Vincent Ginis, Philippe Tassin

Since its inception in 2006, transformation optics has become an established tool to understand and design electromagnetic systems. It provides a geometrical perspective into the properties of light waves without the need for a ray approximation. Most studies have focused on modifying the trajectories of light rays, e.g. beam benders, lenses, invisibility cloaks, etc. In this contribution, we explore transformation optics beyond the manipulation of light trajectories. With a few well-chosen examples, we demonstrate that transformation optics can be used to manipulate electromagnetic fields up to an unprecedented level. In the first example, we introduce an electromagnetic cavity that allows for deep subwavelength confinement of light. The cavity is designed with transformation optics even though the concept of trajectory ceases to have any meaning in a structure as small as this cavity. In the second example, we show that the properties of Cherenkov light emitted in a transformation-optical material can be understood and modified from simple geometric considerations. Finally, we show that optical forces—a quadratic function of the fields—follow the rules of transformation optics too. By applying a folded coordinate transformation to a pair of waveguides, optical forces can be enhanced just as if the waveguides were closer together.

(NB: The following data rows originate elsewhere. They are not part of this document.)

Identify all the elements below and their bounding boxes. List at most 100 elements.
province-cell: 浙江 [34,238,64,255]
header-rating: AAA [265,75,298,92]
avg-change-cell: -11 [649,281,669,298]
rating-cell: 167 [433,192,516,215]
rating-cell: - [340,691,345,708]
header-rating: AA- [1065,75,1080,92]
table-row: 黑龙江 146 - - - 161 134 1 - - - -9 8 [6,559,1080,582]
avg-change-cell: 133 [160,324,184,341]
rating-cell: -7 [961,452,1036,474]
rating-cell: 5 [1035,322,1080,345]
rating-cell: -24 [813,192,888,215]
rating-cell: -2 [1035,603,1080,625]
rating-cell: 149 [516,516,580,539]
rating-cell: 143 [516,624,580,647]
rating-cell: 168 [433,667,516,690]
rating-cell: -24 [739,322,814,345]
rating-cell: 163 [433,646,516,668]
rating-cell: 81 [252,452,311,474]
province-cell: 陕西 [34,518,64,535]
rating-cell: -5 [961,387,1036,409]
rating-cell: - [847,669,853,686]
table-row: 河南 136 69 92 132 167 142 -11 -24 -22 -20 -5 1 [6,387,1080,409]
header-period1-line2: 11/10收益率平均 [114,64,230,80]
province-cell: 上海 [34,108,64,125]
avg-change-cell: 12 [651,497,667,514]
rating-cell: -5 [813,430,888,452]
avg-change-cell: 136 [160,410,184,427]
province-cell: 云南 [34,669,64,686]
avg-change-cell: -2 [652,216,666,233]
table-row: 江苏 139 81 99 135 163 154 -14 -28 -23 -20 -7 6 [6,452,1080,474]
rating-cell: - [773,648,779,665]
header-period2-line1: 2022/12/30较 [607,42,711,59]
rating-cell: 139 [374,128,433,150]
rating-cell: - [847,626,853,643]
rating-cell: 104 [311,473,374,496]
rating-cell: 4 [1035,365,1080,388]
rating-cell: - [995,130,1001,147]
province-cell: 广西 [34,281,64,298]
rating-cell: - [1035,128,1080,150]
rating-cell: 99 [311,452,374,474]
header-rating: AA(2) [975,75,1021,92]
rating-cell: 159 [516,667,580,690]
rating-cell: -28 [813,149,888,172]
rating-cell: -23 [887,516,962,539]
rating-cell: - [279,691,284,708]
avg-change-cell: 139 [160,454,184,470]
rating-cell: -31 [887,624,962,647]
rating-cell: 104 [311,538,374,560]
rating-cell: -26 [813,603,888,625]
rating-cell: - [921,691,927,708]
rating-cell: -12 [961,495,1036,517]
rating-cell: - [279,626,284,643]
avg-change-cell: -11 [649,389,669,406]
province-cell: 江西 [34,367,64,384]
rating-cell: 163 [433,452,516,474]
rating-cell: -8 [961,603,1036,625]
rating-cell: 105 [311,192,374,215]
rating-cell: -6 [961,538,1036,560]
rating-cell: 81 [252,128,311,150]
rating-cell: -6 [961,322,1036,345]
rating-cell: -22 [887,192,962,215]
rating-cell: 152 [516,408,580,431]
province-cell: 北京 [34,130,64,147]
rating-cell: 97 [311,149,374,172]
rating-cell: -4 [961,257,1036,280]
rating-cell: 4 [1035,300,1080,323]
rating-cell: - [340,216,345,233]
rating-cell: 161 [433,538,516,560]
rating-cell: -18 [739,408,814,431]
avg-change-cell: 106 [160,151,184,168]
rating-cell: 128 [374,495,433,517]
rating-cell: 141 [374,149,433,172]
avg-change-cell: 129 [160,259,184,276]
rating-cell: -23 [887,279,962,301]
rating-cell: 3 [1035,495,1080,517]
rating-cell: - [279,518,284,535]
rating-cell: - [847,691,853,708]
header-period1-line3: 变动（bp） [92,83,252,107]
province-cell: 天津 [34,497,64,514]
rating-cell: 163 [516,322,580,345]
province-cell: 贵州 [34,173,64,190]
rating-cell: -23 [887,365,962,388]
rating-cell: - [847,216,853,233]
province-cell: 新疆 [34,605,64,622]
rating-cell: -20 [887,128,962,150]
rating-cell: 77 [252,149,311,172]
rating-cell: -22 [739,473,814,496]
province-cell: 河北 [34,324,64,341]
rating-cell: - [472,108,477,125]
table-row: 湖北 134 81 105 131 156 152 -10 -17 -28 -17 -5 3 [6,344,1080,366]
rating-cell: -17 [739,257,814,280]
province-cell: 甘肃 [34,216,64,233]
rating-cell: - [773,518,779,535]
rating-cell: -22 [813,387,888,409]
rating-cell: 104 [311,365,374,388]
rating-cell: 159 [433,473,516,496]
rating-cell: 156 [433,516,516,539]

With these examples, we open up an entirely new spectrum of devices that can be conceived using transformation optics.

DOI

Thursday, March 14, 2013

Pushing, pulling and twisting liquid crystal systems: exploring new directions with laser manipulation

Jennifer L. Sanders, Yiming Yang, Mark R. Dickinson and Helen F. Gleeson

Optical tweezers are exciting tools with which to explore liquid crystal (LC) systems; the motion of particles held in laser traps through LCs is perhaps the only approach that allows a low Ericksen number regime to be accessed. This offers a new method of studying the microrheology associated with micrometre-sized particles suspended in LC media—and such hybrid systems are of increasing importance as novel soft-matter systems. This paper describes the microrheology experiments that are possible in nematic materials and discusses the sometimes unexpected results that ensue. It also presents observations made in the inverse system; micrometre-sized droplets of LC suspended in an isotropic medium.